Sposarsi poi implica un legame preso davanti alla società, davanti alla legge, con dei diritti e dei doveri. È un progetto che richiede impegno “per tutta la vita” mentre la società insegue le mode, l’attimo, il cambiamento, il nuovo. Purtroppo non c’è sufficiente educazione su quanto sia fondamentale costruire una relazione stabile, che metter su famiglia può essere l’occasione per stare meglio. Una profonda ignoranza che sta portando sempre più donne a rinunciare al progetto di un futuro a fianco di un uomo e a spostare sempre più in là il termine, entro il quale, diventare adulte. Secondo il calcolo degli statistici, i tre quarti della diminuzione delle nascite in Italia dipende dalla riduzione numerica della popolazione femminile in età feconda: il 45,4% delle donne di età compresa tra 18 e 49 anni è senza figli. Di queste, il 17,4% sono childfree (la maternità non rientra nel loro progetto di vita). Sono soprattutto laureate, occupate e residenti al Nord. Con la scolarizzazione di massa ha infatti preso piede la mentalità anti-famiglia e antinatalista che ha dipinto la Famiglia come un luogo potenzialmente oppressivo da colpire e smantellare.

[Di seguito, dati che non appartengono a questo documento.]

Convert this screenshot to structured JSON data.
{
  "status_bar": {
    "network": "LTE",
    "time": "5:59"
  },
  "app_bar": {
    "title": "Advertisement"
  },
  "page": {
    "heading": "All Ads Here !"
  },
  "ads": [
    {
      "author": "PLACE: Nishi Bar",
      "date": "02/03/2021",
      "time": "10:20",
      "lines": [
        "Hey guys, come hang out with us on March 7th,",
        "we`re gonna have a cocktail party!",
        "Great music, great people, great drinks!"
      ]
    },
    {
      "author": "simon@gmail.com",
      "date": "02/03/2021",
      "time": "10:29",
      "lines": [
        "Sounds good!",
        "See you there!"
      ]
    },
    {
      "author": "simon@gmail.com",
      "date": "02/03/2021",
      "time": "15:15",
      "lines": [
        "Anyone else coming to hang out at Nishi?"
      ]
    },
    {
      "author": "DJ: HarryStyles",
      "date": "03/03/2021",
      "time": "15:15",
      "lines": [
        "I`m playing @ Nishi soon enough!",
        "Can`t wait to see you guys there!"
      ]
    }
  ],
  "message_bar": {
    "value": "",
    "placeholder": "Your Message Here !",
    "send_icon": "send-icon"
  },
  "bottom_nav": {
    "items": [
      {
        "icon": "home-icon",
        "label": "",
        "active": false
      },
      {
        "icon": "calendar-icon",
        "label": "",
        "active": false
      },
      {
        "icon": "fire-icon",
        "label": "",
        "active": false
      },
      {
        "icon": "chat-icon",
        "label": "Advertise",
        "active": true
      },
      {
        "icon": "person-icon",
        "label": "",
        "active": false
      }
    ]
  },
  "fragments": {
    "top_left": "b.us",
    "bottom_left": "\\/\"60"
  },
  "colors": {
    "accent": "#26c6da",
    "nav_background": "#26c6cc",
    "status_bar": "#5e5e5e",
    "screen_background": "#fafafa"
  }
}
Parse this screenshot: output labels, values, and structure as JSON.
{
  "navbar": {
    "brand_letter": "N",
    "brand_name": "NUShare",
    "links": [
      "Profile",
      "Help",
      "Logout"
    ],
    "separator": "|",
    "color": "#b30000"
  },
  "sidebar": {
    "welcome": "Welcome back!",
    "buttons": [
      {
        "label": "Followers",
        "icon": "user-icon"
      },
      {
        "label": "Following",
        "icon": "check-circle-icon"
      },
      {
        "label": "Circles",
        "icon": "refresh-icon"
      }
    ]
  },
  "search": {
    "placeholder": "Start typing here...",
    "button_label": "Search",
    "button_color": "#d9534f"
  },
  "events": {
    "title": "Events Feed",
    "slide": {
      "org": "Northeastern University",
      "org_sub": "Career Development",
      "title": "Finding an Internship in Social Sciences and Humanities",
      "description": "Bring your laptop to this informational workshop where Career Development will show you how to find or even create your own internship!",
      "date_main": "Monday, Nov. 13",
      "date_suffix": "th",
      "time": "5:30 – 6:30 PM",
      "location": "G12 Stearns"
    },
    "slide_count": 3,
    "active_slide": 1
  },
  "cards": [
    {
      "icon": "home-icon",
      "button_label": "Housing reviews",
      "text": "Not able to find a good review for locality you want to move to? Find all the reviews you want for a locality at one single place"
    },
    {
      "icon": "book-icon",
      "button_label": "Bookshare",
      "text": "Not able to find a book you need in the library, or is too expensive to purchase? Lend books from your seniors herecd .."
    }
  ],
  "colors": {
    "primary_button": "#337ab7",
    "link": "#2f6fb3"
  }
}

Più le donne salgono con gli studi più credono che libertà ed autonomia vengano prima di una relazione stabile e feconda, a totale disposizione del mercato che le ricatta col precariato, e che le spinge a cambiare continuamente lavoro e residenza rendendo impossibile stabilizzarsi. Meglio laureate o più etica (della cura), quella cantata da Franco Battiato (terra sis levis)? Da rivalutare poi la cultura che riconosce al maschio la sua dignità, la sua naturale vocazione all’eroismo; riscoperta della paternità naturale e biologica come fonte d’identità per tutti i nascituri, il valore dell’onore della parola data e dell’agire, dello spirito di sacrificio estremo con l’uomo pronto a donare sé stesso per una causa. Che si prenda spunto dalle misure messe in campo dall’inglese David Cameron, primo ministro, il quale durante il suo mandato organizzò una serie di servizi a difesa delle coppie allo scopo di favorire il loro benessere, insegnando a superare le difficoltà che posso far fallire il matrimonio, diffondendo una cultura basata sulla fedeltà e la stabilità matrimoniale. Secondo l’ufficio di statistica nazionale, nel Regno Unito in quegli anni si registrò la più bassa percentuale di divorzi scendendo dal 13,1% ogni 1000 uomini e donne al il 12,2%. Misure che consentirono allo Stato inglese di ricavare un certo guadagno derivante dal risparmio sui costi per la gestione di minori nelle comunità e delle conseguenze che portano, a donne e uomini, separazioni e divorzi.
La famiglia è meglio dei sussidi.
Per far sì che il Pnrr si concretizzi in un Piano Marshall della fertilità non servono assegni: è da rispedire al mittente la cultura del sussidio, misura che nasconde anche il pericolo di essere erogata a determinate condizioni. È il lavoro che consente alle persone di programmare e pianificare un progetto familiare mentre le ricerche hanno dimostrato che l’incertezza e la precarietà fanno aumentare le convivenze rispetto ai matrimoni e calare le nascite. I bonus bebè e i nidi gratuiti non sono la soluzione: occorre che tutto il Governo consideri la Famiglia la più eccellente struttura del Pese e occupi nella politica una priorità vitale. La tutela di questa Istituzione è una questione di “giustizia sociale” che ha un impatto enorme sulla società. Se marito e moglie sono messi nella condizione di vivere e lavorare ne beneficiano tutti: dai figli all’intera società e questo si riflette sulle casse dello Stato, che non dovrà pensare ad un welfare assistenziale fatto di sussidi e altre stampelle.